The importer benefits from the increased access to foreign markets, which occurs because it does not need to prove credit worthiness to the export only to the issuing bank. It is likely that the credit worthiness of the importer is already known or easily attainable by the local bank and therefore will be ready and willing to issue the B/A to the exporters bank. This will reduce the time and decrease the risk to the exporter which will enable the exporter to be willing to produce and ship the products because it will be reassured of payment. Additionally, by opening up foreign markets for supplies and finished goods the importer may be able to obtain all the benefits from imports such as reduced input costs and better quality products. This can allow the importer to gain a completive advantage over its domestic competition. Also, the importer is better informed when the goods are shipped and when they will be received; if the terms of the contract are not fulfilled by the export the payment will not be made.
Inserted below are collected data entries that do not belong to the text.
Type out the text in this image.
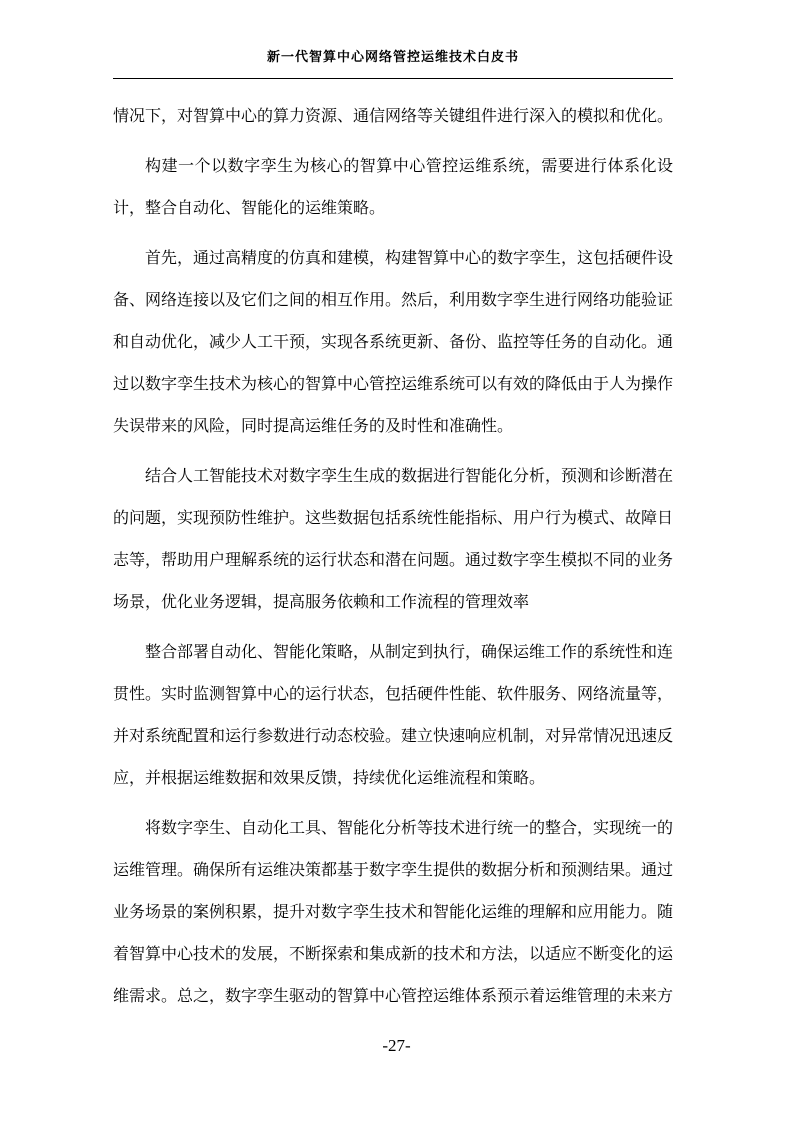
新一代智算中心网络管控运维技术白皮书

情况下，对智算中心的算力资源、通信网络等关键组件进行深入的模拟和优化。

构建一个以数字孪生为核心的智算中心管控运维系统，需要进行体系化设计，整合自动化、智能化的运维策略。

首先，通过高精度的仿真和建模，构建智算中心的数字孪生，这包括硬件设备、网络连接以及它们之间的相互作用。然后，利用数字孪生进行网络功能验证和自动优化，减少人工干预，实现各系统更新、备份、监控等任务的自动化。通过以数字孪生技术为核心的智算中心管控运维系统可以有效的降低由于人为操作失误带来的风险，同时提高运维任务的及时性和准确性。

结合人工智能技术对数字孪生生成的数据进行智能化分析，预测和诊断潜在的问题，实现预防性维护。这些数据包括系统性能指标、用户行为模式、故障日志等，帮助用户理解系统的运行状态和潜在问题。通过数字孪生模拟不同的业务场景，优化业务逻辑，提高服务依赖和工作流程的管理效率

整合部署自动化、智能化策略，从制定到执行，确保运维工作的系统性和连贯性。实时监测智算中心的运行状态，包括硬件性能、软件服务、网络流量等，并对系统配置和运行参数进行动态校验。建立快速响应机制，对异常情况迅速反应，并根据运维数据和效果反馈，持续优化运维流程和策略。

将数字孪生、自动化工具、智能化分析等技术进行统一的整合，实现统一的运维管理。确保所有运维决策都基于数字孪生提供的数据分析和预测结果。通过业务场景的案例积累，提升对数字孪生技术和智能化运维的理解和应用能力。随着智算中心技术的发展，不断探索和集成新的技术和方法，以适应不断变化的运维需求。总之，数字孪生驱动的智算中心管控运维体系预示着运维管理的未来方

-27-
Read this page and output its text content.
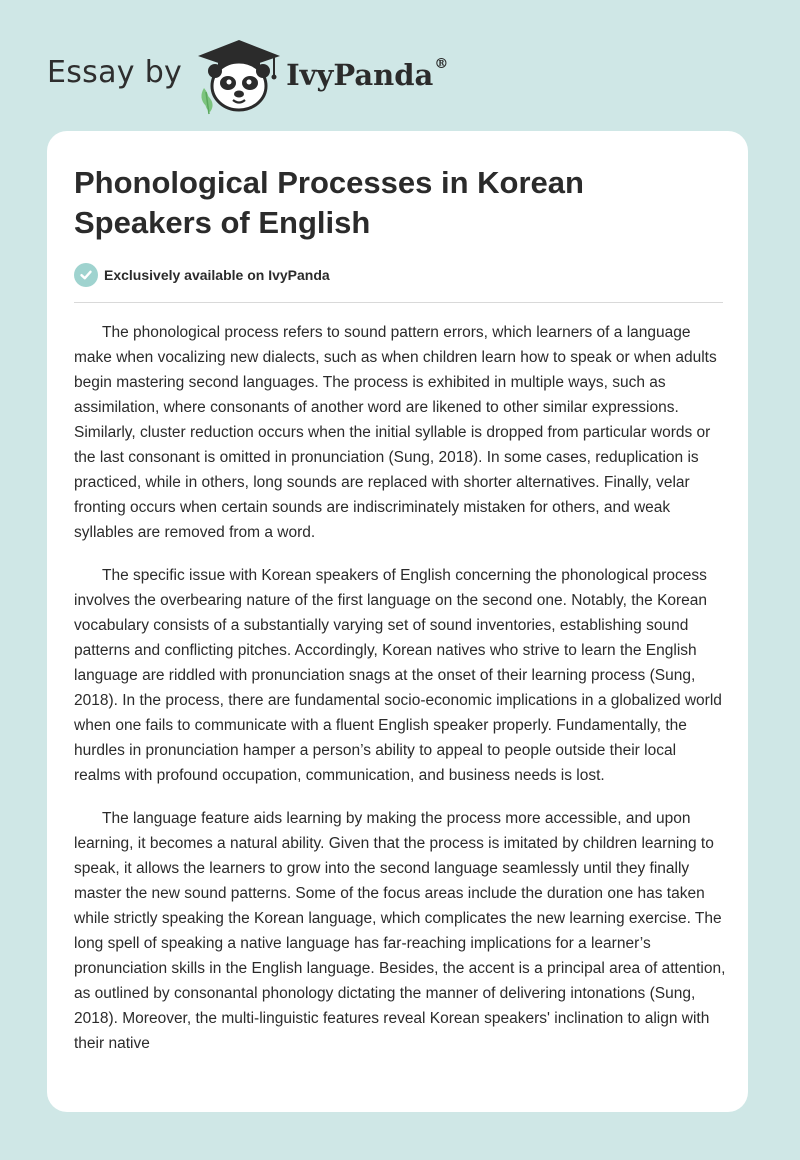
Essay by	IvyPanda®
Phonological Processes in Korean Speakers of English
Exclusively available on IvyPanda

The phonological process refers to sound pattern errors, which learners of a language make when vocalizing new dialects, such as when children learn how to speak or when adults begin mastering second languages. The process is exhibited in multiple ways, such as assimilation, where consonants of another word are likened to other similar expressions. Similarly, cluster reduction occurs when the initial syllable is dropped from particular words or the last consonant is omitted in pronunciation (Sung, 2018). In some cases, reduplication is practiced, while in others, long sounds are replaced with shorter alternatives. Finally, velar fronting occurs when certain sounds are indiscriminately mistaken for others, and weak syllables are removed from a word.

The specific issue with Korean speakers of English concerning the phonological process involves the overbearing nature of the first language on the second one. Notably, the Korean vocabulary consists of a substantially varying set of sound inventories, establishing sound patterns and conflicting pitches. Accordingly, Korean natives who strive to learn the English language are riddled with pronunciation snags at the onset of their learning process (Sung, 2018). In the process, there are fundamental socio-economic implications in a globalized world when one fails to communicate with a fluent English speaker properly. Fundamentally, the hurdles in pronunciation hamper a person’s ability to appeal to people outside their local realms with profound occupation, communication, and business needs is lost.

The language feature aids learning by making the process more accessible, and upon learning, it becomes a natural ability. Given that the process is imitated by children learning to speak, it allows the learners to grow into the second language seamlessly until they finally master the new sound patterns. Some of the focus areas include the duration one has taken while strictly speaking the Korean language, which complicates the new learning exercise. The long spell of speaking a native language has far-reaching implications for a learner’s pronunciation skills in the English language. Besides, the accent is a principal area of attention, as outlined by consonantal phonology dictating the manner of delivering intonations (Sung, 2018). Moreover, the multi-linguistic features reveal Korean speakers' inclination to align with their native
A B/A is typically issued with maturities between 30 and 180 days (Cite 1, ????). This provides buyers ample time to receive, warehouse, ship, and collect the proceeds from sales to third party customers, also enabling them to accumulate the funds necessary to pay the B/A at its maturity date. (Cite 2, ????, para 11). Also, B/As provide the importer with short term financing for its inventories at a lower cost than an otherwise similar loan. Banks The primary benefit the banks receive from the B/A is the commission that is charged by the banks. The commission charged by the bank reflects the credit worthiness of the customer (Madura, 2010). Therefore, the lower the credit worthiness of the customer the higher the potential return but higher risk. In addition to the commission the banks can benefit from the spread. When a bank creates, accepts, and sells the acceptance, it is actually using the investors money to finance the banks customer (Text, ????, p. 568). This enables the bank to create a

financial asset at one price and sell it at higher price; the differential between the buy and sell price is the spread, which is the profit earned by the bank.